まさか同じクラスにレベル5がいるなど誰か想像するだろうか、レベル5と言えば学園都市の最強の象徴、対して自分はレベル0の無能力者上条は、やはり自分はダメなやつだと卑下している。
「そう、自分を卑下するものじゃないぜ? 上条」
ヤハハと笑いながら十六夜は続ける。
「俺は、お前の能力はレベル5相当いや、それ以上だと思ってる」
十六夜は、とんでもないことを口にする、馬鹿なこと言ってんじゃと目で訴えてくる上条に続けて説明する。

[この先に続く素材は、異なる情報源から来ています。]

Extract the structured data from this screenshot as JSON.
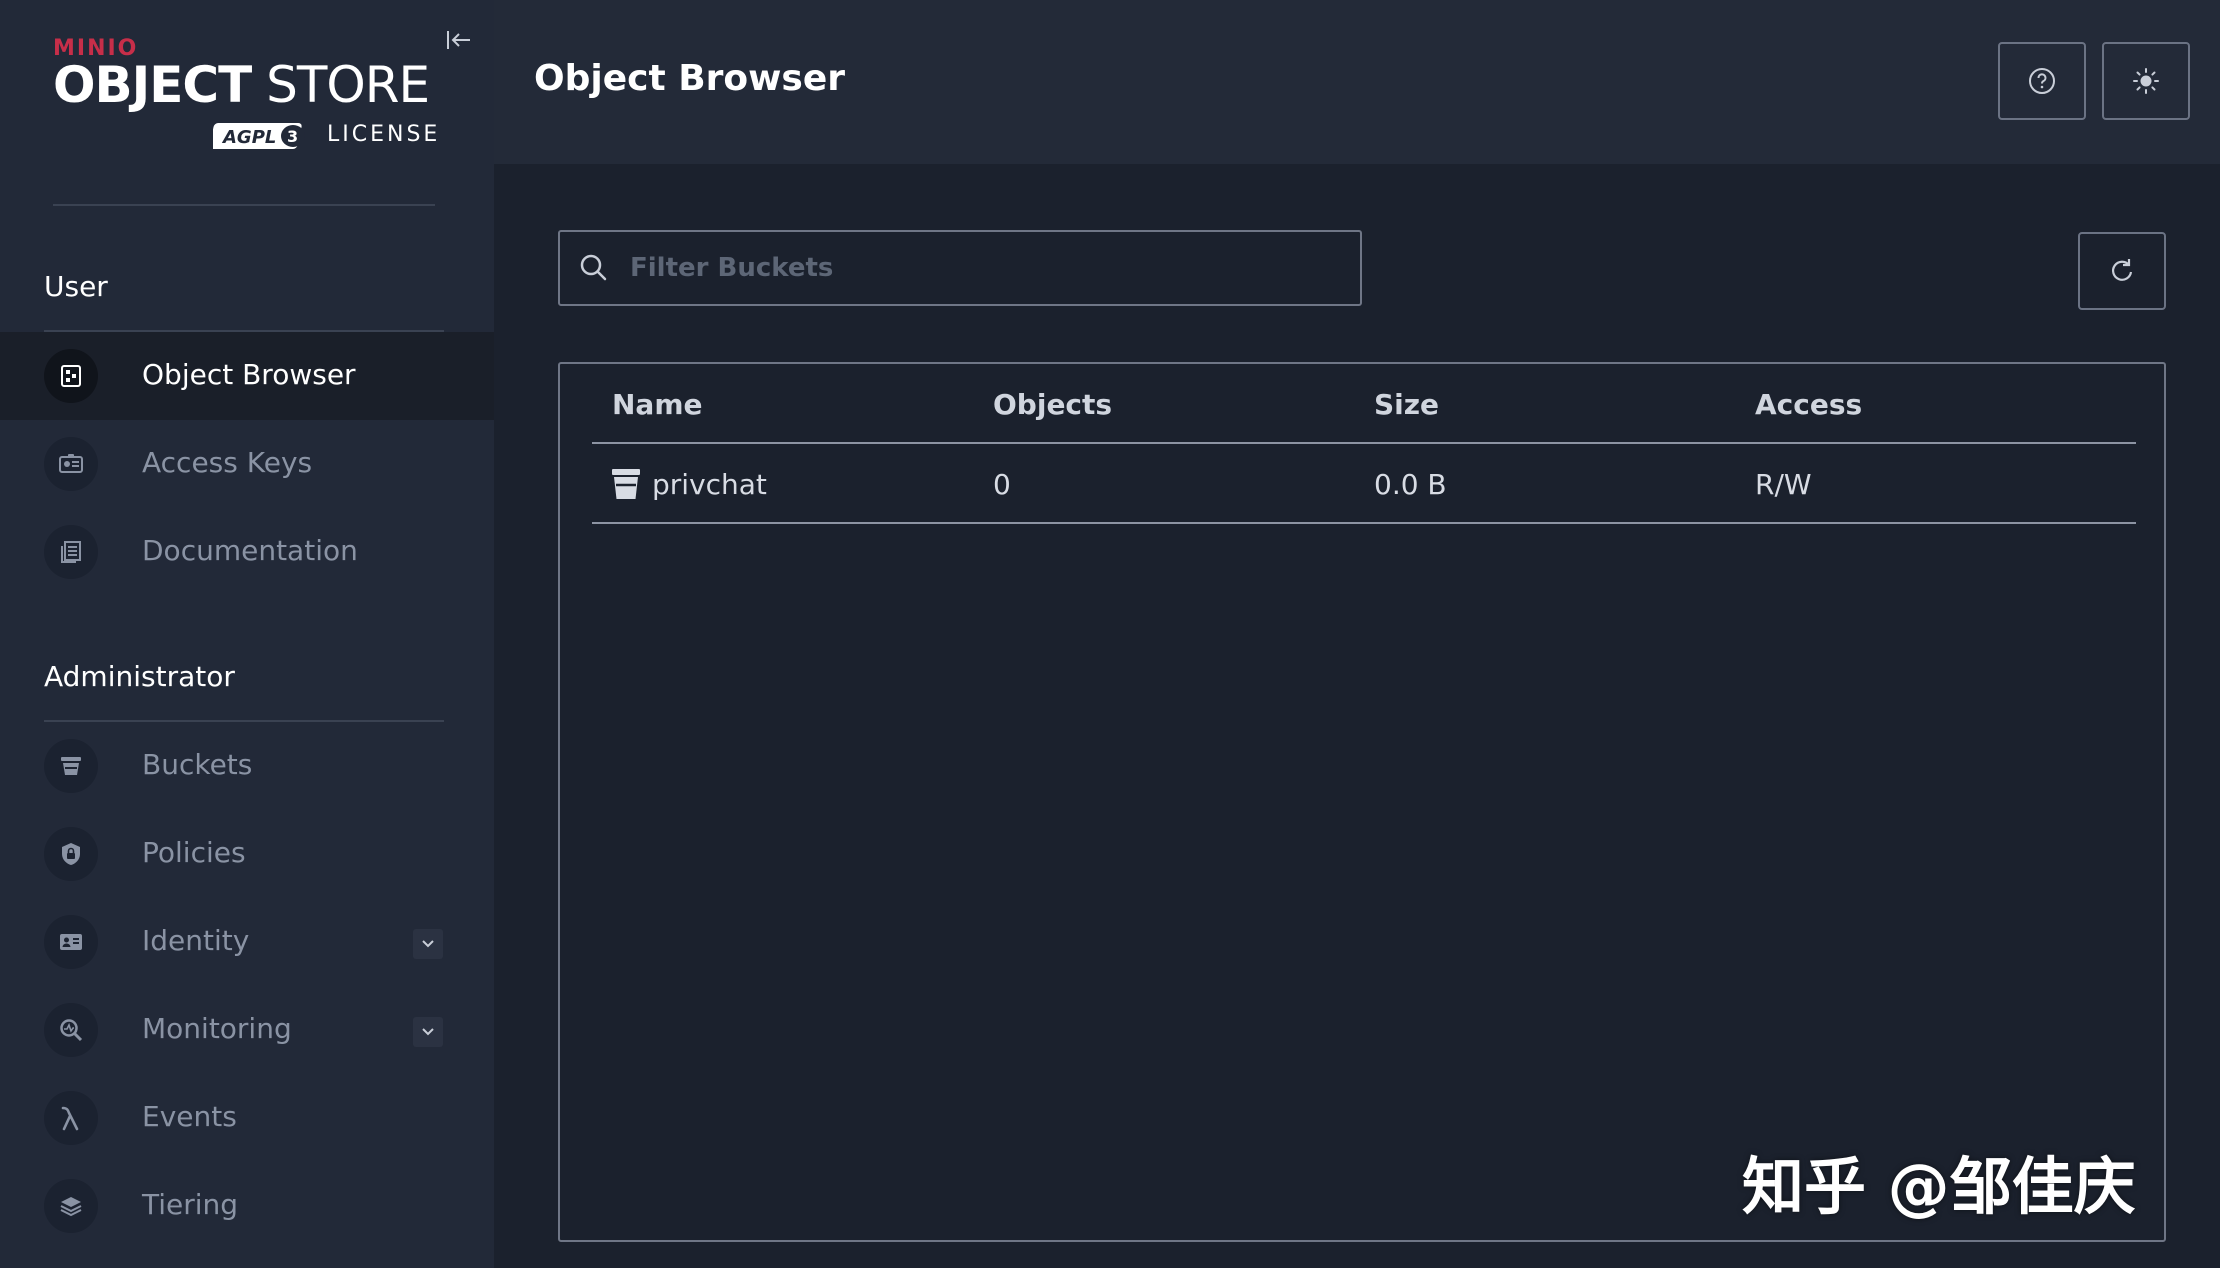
{
  "brand": {
    "minio": "MINIO",
    "product_bold": "OBJECT",
    "product_light": " STORE",
    "license_badge": "AGPLv3",
    "license_text": "LICENSE"
  },
  "sidebar": {
    "user_section": "User",
    "user_items": [
      {
        "label": "Object Browser",
        "icon": "object-browser-icon",
        "active": true
      },
      {
        "label": "Access Keys",
        "icon": "access-keys-icon"
      },
      {
        "label": "Documentation",
        "icon": "documentation-icon"
      }
    ],
    "admin_section": "Administrator",
    "admin_items": [
      {
        "label": "Buckets",
        "icon": "bucket-icon"
      },
      {
        "label": "Policies",
        "icon": "policy-shield-icon"
      },
      {
        "label": "Identity",
        "icon": "identity-card-icon",
        "expandable": true
      },
      {
        "label": "Monitoring",
        "icon": "monitoring-icon",
        "expandable": true
      },
      {
        "label": "Events",
        "icon": "lambda-icon"
      },
      {
        "label": "Tiering",
        "icon": "layers-icon"
      }
    ]
  },
  "header": {
    "title": "Object Browser",
    "help_icon": "help-circle-icon",
    "theme_icon": "sun-icon"
  },
  "search": {
    "placeholder": "Filter Buckets",
    "value": ""
  },
  "table": {
    "columns": [
      "Name",
      "Objects",
      "Size",
      "Access"
    ],
    "rows": [
      {
        "name": "privchat",
        "objects": "0",
        "size": "0.0 B",
        "access": "R/W"
      }
    ]
  },
  "watermark": "知乎 @邹佳庆",
  "colors": {
    "sidebar_bg": "#222938",
    "main_bg": "#1b212d",
    "header_bg": "#232a38",
    "brand_red": "#c72e49",
    "border": "#6f7686"
  }
}
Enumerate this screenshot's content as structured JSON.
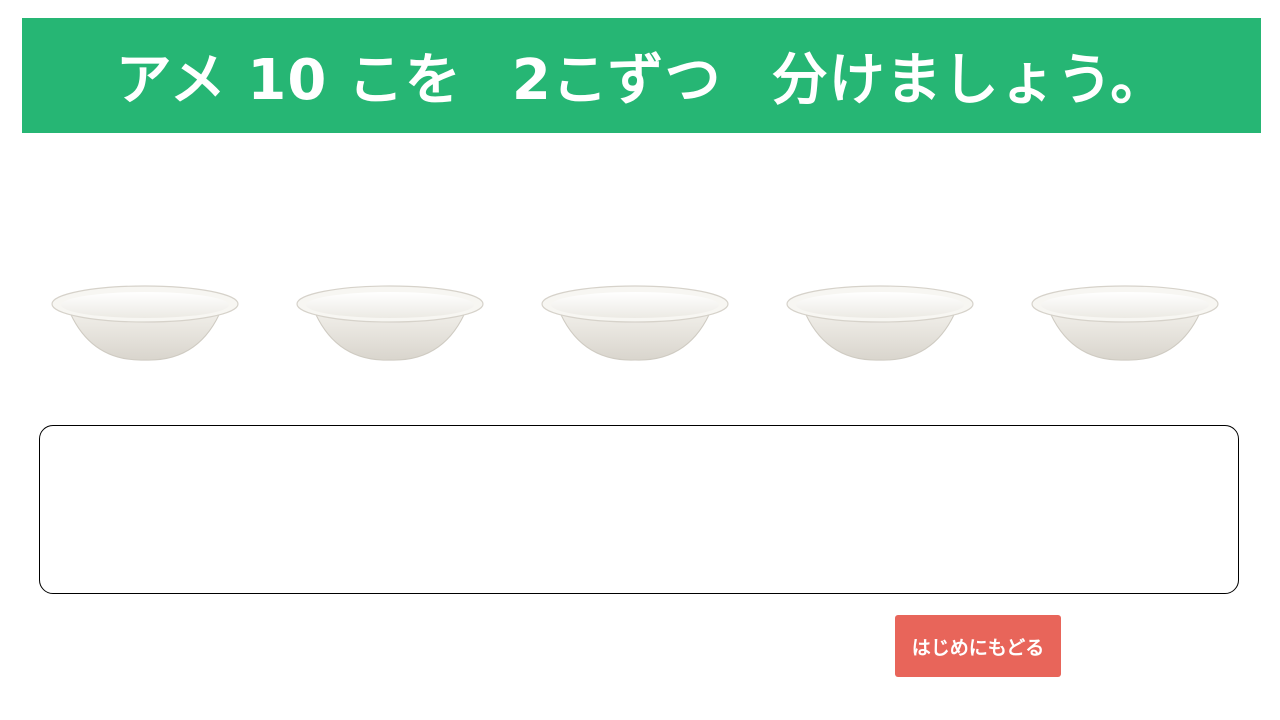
{
  "header": {
    "instruction_parts": [
      "アメ 10 こを",
      "2こずつ",
      "分けましょう。"
    ],
    "background_color": "#26b674"
  },
  "bowls": {
    "count": 5,
    "icon": "paper-bowl-icon"
  },
  "drop_area": {
    "label": ""
  },
  "footer": {
    "back_label": "はじめにもどる",
    "back_color": "#e8655a"
  }
}
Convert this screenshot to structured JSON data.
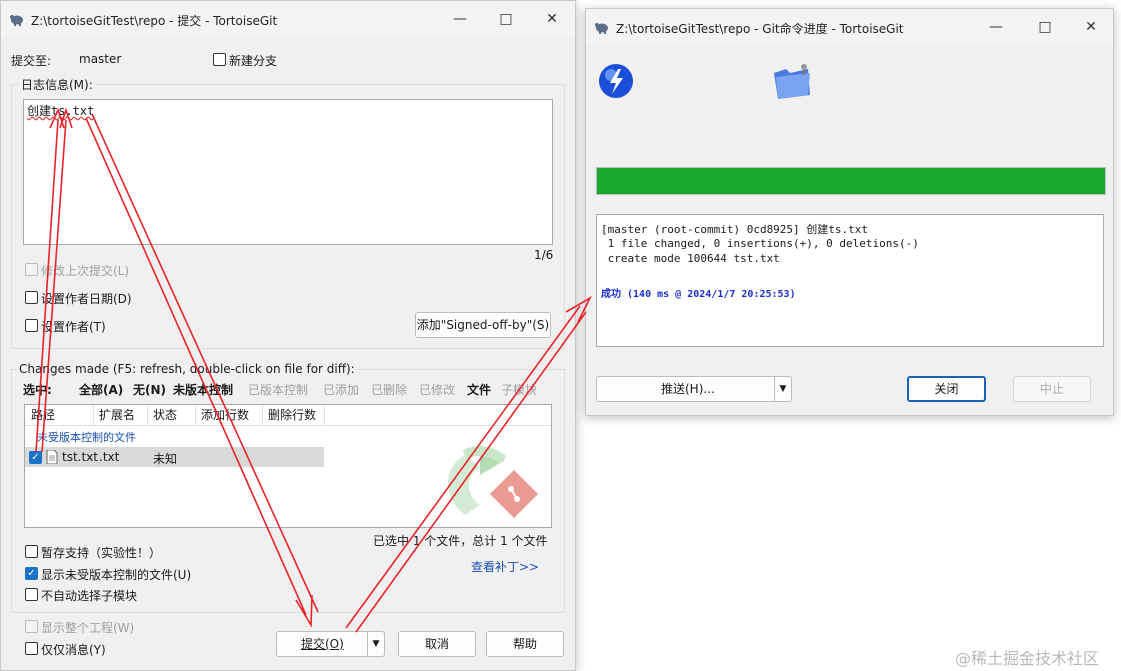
{
  "colors": {
    "accent": "#1a73c8",
    "progress": "#19a82e",
    "link": "#1a4fb0",
    "success": "#1a2fd0",
    "annotation": "#e8242b"
  },
  "commit_window": {
    "title": "Z:\\tortoiseGitTest\\repo - 提交 - TortoiseGit",
    "commit_to_label": "提交至:",
    "branch": "master",
    "new_branch_label": "新建分支",
    "log_message_label": "日志信息(M):",
    "log_message": "创建ts.txt",
    "line_counter": "1/6",
    "amend_label": "修改上次提交(L)",
    "set_author_date_label": "设置作者日期(D)",
    "set_author_label": "设置作者(T)",
    "signed_off_button": "添加\"Signed-off-by\"(S)",
    "changes_label": "Changes made (F5: refresh, double-click on file for diff):",
    "select_label": "选中:",
    "select_options": {
      "all": "全部(A)",
      "none": "无(N)",
      "unversioned": "未版本控制",
      "versioned": "已版本控制",
      "added": "已添加",
      "deleted": "已删除",
      "modified": "已修改",
      "files": "文件",
      "submodules": "子模块"
    },
    "columns": {
      "path": "路径",
      "ext": "扩展名",
      "status": "状态",
      "added_lines": "添加行数",
      "deleted_lines": "删除行数"
    },
    "group_header": "未受版本控制的文件",
    "file_row": {
      "name": "tst.txt",
      "ext": ".txt",
      "status": "未知"
    },
    "selection_summary": "已选中 1 个文件，总计 1 个文件",
    "view_patch_link": "查看补丁>>",
    "stash_support_label": "暂存支持（实验性！）",
    "show_unversioned_label": "显示未受版本控制的文件(U)",
    "no_autoselect_submodules_label": "不自动选择子模块",
    "show_whole_project_label": "显示整个工程(W)",
    "message_only_label": "仅仅消息(Y)",
    "commit_button": "提交(O)",
    "cancel_button": "取消",
    "help_button": "帮助"
  },
  "progress_window": {
    "title": "Z:\\tortoiseGitTest\\repo - Git命令进度 - TortoiseGit",
    "progress": 1.0,
    "output_lines": [
      "[master (root-commit) 0cd8925] 创建ts.txt",
      " 1 file changed, 0 insertions(+), 0 deletions(-)",
      " create mode 100644 tst.txt"
    ],
    "success_line": "成功 (140 ms @ 2024/1/7 20:25:53)",
    "push_button": "推送(H)...",
    "close_button": "关闭",
    "abort_button": "中止"
  },
  "watermark": "@稀土掘金技术社区",
  "icons": {
    "minimize": "minimize-icon",
    "maximize": "maximize-icon",
    "close": "close-icon",
    "app": "tortoisegit-icon"
  }
}
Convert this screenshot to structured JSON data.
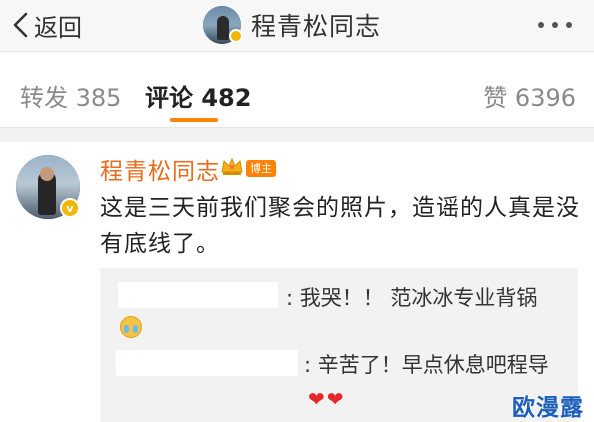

「お前は全てを消せる可能性を持ってるんだよ異能だけじゃない」
十六夜は、俺の推測だがなと付け足す。
「ちょっとまってくれ、俺の能力は幻想殺し、つまり異能のものしか消せないんだ」
上条は、自らの能力の事を説明しだす。
「おい上条、お前の基準で異能とはどんなものを指すと思う?」
「そりゃ超能力とか普段ありえない力とか?」
上条は、言葉の意味を考えたが結局曖昧な答えしか返せなかった。
「お前の中の異能の基準はそんなもんか。 まあ、世間一般の解釈みたいなもんだな」
ここからは、俺の仮説だがと言いながら十六夜は続ける。
「例えばだが超能力ってのは言ってしまえば行き過ぎた科学だ、でもお前の中ではそれは異能にカテゴライズされる」
上条は、正直な所この時点で頭がパンク寸前だった。
そんな視線を感じ取ったのか十六夜はヤハハと笑いながらため息を吐いた。
「例えばだが原始人から見たら今の現代はどう見えると思う?」
十六夜は、なるべくわかりやすいように上条に語りかける。
「そりゃ、何もかもありえないものでいっぱいだろうな」
そこで、十六夜がピッと人差し指を立てて説明しだす。
「そう、異常で異質でありえないつまりお前の基準で言う異能と条件が一致しているんだ」
その時、不意に十六夜のスマフォが振動し出した。
「ん? だれからだ? 」
名前を確認した十六夜は電話に出ずに舌打ちしながら電源を切る。
「悪いな上条この話はここまでだ」
そう言うと十六夜は弁当のゴミをまとめて歩き出す。
「おっおい、つまりどういうことなんだよ?」
「悪いなちょいと野暮用が出来てなこの話はこれでおしまいだ、ここまでヒントを出したんだ後は自分で考えてみな」
そう告げると上条の前から十六夜は既に消えていた。 十六夜が立っていた場所にクレーターを残して。
「だから、どういうことだよ」
上条は、十六夜が残したクレーターを見ながらひとりごちるのであった。
そこで、上条にも電話がかかってきた、誰だろうと思いながら見ると『小萌先生』と表示されていた。
「やべえ、そういえば昼から補習があるんだった」
恐る恐る電話に出ると耳元で怒った声が鳴り響いた。
「上条ちゃん! 今どこにいるんですか? とっくに補修は始まってますよ!?」
不良に絡まれたり十六夜と話していて、とっくに補修の時間が過ぎてしまっていたみたいだ。
「すみません! すぐに行きます!」
そういい上条は、公園から学校に走り出した。
「はぁ、不幸だぁぁ」
だから、自分のせいだろうと言う事は触れてはダメなのだろう。
現在十六夜は窓のないビルに来ていた。
「俺を呼び出すとはいい度胸じゃねえかアレイスターの野郎」
そう言いながら、とりあえずどこから入ろうかと考える十六夜であった。